SEC Charges TheStreet with Accounting Fraud

The Securities and Exchange Commission has charged the media company TheStreet Inc., which publishes the financial news site TheStreet.com, and three of its executives with accounting fraud, accusing them of artificially inflating company revenues and misstating their operating income to investors.

The SEC alleges that TheStreet Inc filed false financial reports throughout 2008 by reporting revenue from fraudulent transactions at a subsidiary it had acquired the previous year.  The company did not immediately respond to a request for comment.

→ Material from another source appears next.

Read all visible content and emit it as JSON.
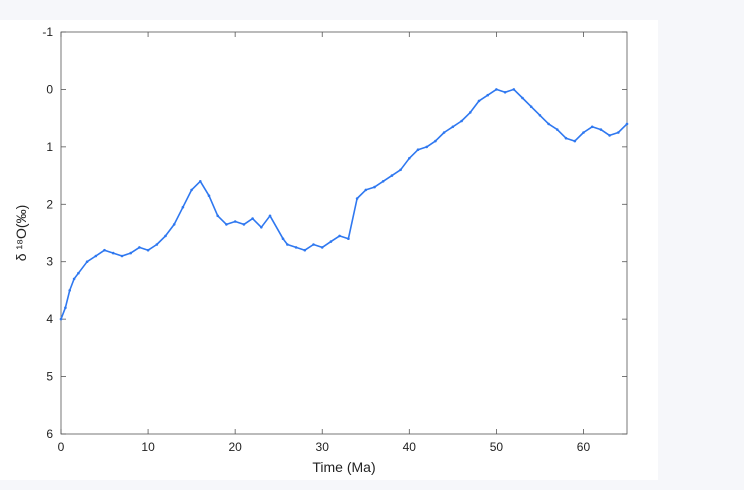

The co-presidents of the subsidiary – Gregg Alwine and David Barnett – entered into sham transactions with friendly counterparties that had little or no economic substance, according to the SEC.  They also allegedly fabricated and backdated contracts and other documents to facilitate the fraudulent accounting.  Barnett has also been charged with misleading TheStreet’s auditor to believe that the subsidiary had performed services to earn revenue on a specific transaction when in fact it did not perform the services.  In addition, the SEC alleges that TheStreet’s former CFO Eric Ashman caused the company to report revenue before it had been earned.  

The three executives agreed to pay financial penalties and accept officer-and-director bars to settle the SEC’s charges.

“Alwine and Barnett used crooked tactics, Ashman ignored basic accounting rules, and TheStreet failed to put controls in place to spot the wrongdoing,” said Andrew M. Calamari, director of the SEC’s New York Regional Office, in a statement. “The SEC will continue to root out accounting fraud and punish the executives responsible.”

According to the SEC’s complaints filed in federal court in Manhattan, the subsidiary acquired by TheStreet specializes in online promotions such as sweepstakes. After the acquisition, TheStreet failed to implement a system of internal controls at the subsidiary, which enabled the accounting fraud. 

The SEC alleges that through the actions of Ashman, Alwine, and Barnett, TheStreet improperly recognized revenue based on sham transactions, and used the percentage-of-completion method of revenue recognition without meeting fundamental prerequisites to do so, including reliably estimating and documenting progress toward the completion of relevant contracts. The SEC also accused the company of prematurely recognized revenue when the subsidiary had not performed actual work and therefore had not really earned the revenue. 

According to the SEC’s complaint, when the subsidiary’s financial results were consolidated with TheStreet’s financial results for financial reporting purposes, the improper revenue on the subsidiary’s books resulted in material misstatements in the company’s quarterly and annual reports for fiscal year 2008. On Feb. 8, 2010, TheStreet restated its 2008 Form 10-K and disclosed a number of improprieties related to revenue recognition at its subsidiary, including transactions that lacked economic substance, internal control deficiencies, and improper accounting for certain contracts. 

Ashman agreed to pay a $125,000 penalty and reimburse TheStreet $34,240.40 under the clawback provision (Section 304) of the Sarbanes-Oxley Act, and he will be barred from acting as a director or officer of a public company for three years. 

Barnett and Alwine agreed to pay penalties of $130,000 and $120,000 respectively, and to be barred from serving as officers or directors of a public company for 10 years.  Without admitting or denying the allegations, the three executives and TheStreet agreed to be permanently enjoined from future violations of the federal securities laws.